Amazon Hit With Major Data Breach | News | Xuper IT

Amazon hit with major data breach

Two days ahead of Black Friday, Amazon suffered a major data breach that caused customer’s personal details including names and email addresses to be disclosed on it’s website.

Amazon emailed the affected users on Tuesday, warning them that it exposed an unknown number of customer addresses after a technical error. The firm has refused to give any further details on how many people were affected or where they are based.

In the email with the subject line: “Important Information about your Amazon.com Account.” Amazon stated “We’re contact you to let you know that our website inadvertently disclosed your email address due to a technical error.” The firm provided few details but confirmed that: “The issue has been fixed. This is not a result of anything you have done, and there is no need for you to change your password or take any further action.”

Unfortunately, users don’t know which of Amazon’s sites was impacted, who their personal details could have been exposed to, or any idea of the number of victims. Amazon have also been unclear on whether it has plans to contact any government regulatory bodies.

UK data regulator the Information Commissioner’s Office, who must be informed of any data breach as part of the GDPR (General Data Protection Regulation), said it was following the situation.

Industry experts have recommended those affected should ignore Amazon’s advice and consider changing their passwords.

Richard Walters, chief technical officer of cybersecurity firm CensorNet, said “If the reports are correct, the information leaked – names and email addresses – is less significant than some of these other breaches, which saw card details leaked,” he said. “However, it would be wrong to assume that this makes the breach inconsequential. Cyber-criminals can do a lot of damage with a large database of names and emails.

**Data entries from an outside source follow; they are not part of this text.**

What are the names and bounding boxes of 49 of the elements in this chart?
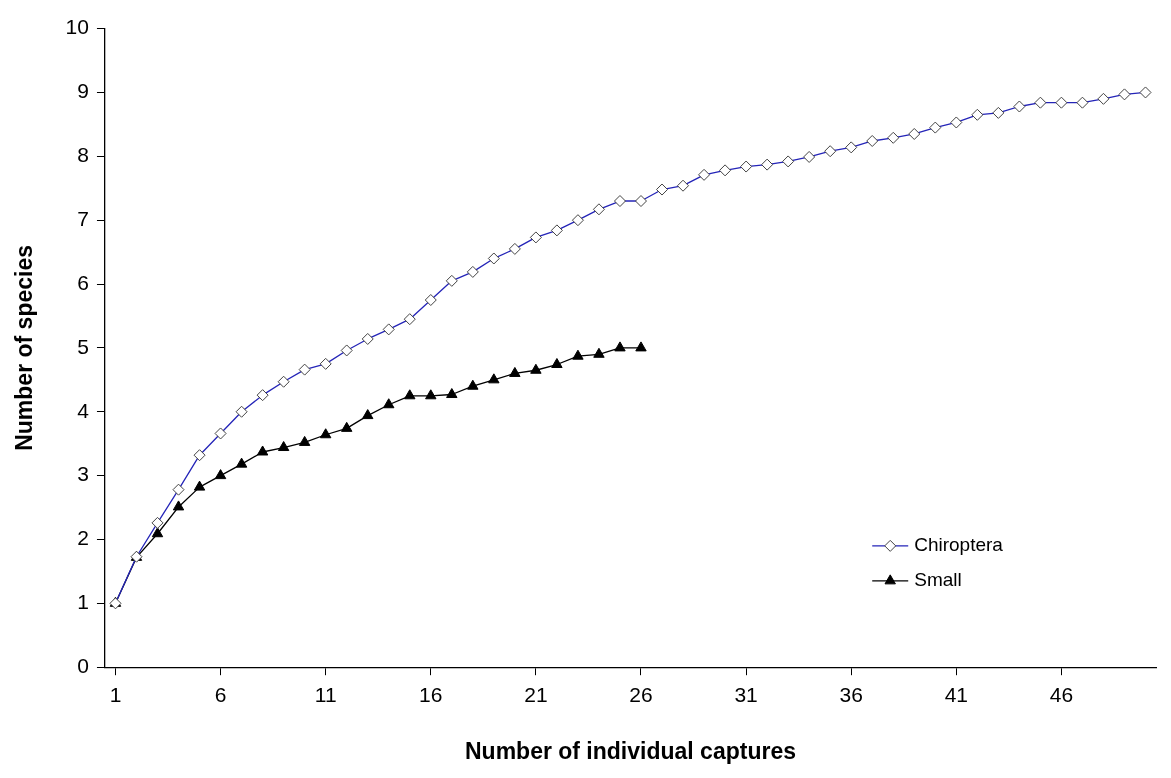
point <box>425 389 437 400</box>
legend-label: Small <box>914 569 962 591</box>
point <box>635 341 647 352</box>
point <box>362 409 374 420</box>
y-tick-label: 4 <box>77 398 90 422</box>
y-tick-label: 3 <box>77 462 89 486</box>
point <box>172 500 185 511</box>
x-tick-label: 41 <box>944 682 968 706</box>
point <box>193 480 206 491</box>
y-tick-label: 2 <box>77 526 89 550</box>
x-tick-label: 1 <box>109 682 122 706</box>
y-tick-label: 6 <box>77 270 89 294</box>
point <box>235 457 248 468</box>
legend-label: Chiroptera <box>914 534 1004 556</box>
point <box>298 435 311 446</box>
point <box>404 389 416 400</box>
point <box>383 398 395 409</box>
point <box>530 363 542 374</box>
y-tick-label: 8 <box>77 143 89 167</box>
x-axis-title: Number of individual captures <box>464 737 796 764</box>
point <box>341 421 353 432</box>
point <box>256 445 269 456</box>
x-tick-label: 6 <box>214 682 227 706</box>
x-tick-label: 31 <box>734 682 758 706</box>
point <box>572 349 584 360</box>
point <box>214 469 227 480</box>
y-tick-label: 10 <box>65 15 89 39</box>
y-tick-label: 7 <box>77 206 89 230</box>
point <box>319 428 332 439</box>
x-tick-label: 11 <box>314 682 337 706</box>
point <box>467 379 479 390</box>
y-tick-label: 1 <box>77 590 89 614</box>
x-tick-label: 46 <box>1049 682 1074 706</box>
x-tick-label: 16 <box>419 682 443 706</box>
y-tick-label: 5 <box>77 334 89 358</box>
point <box>551 358 563 368</box>
y-tick-label: 9 <box>77 79 89 103</box>
point <box>509 366 521 377</box>
point <box>488 373 500 384</box>
x-tick-label: 26 <box>629 682 653 706</box>
point <box>151 527 164 538</box>
y-axis-title: Number of species <box>11 245 38 451</box>
y-tick-label: 0 <box>77 654 89 677</box>
point <box>614 341 626 352</box>
point <box>277 441 290 452</box>
point <box>446 388 458 399</box>
x-tick-label: 36 <box>839 682 863 706</box>
x-tick-label: 21 <box>524 682 548 706</box>
point <box>593 347 605 358</box>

“A large majority of people still use predictable passwords, and thanks to previous high-profile breaches many people’s passwords are also readily available on the dark web. For cyber-criminals, it then just becomes an exercise in joining the dots.

“If you’ve been affected, make sure you change your passwords quickly.”

With one of the busiest retail days of the year, Black Friday around the corner, this security lapse could not have come at a much worse time. The issue could scare users away from Amazon, which could be problematic for revenue if the issue impacted a large number of users just before Black Friday.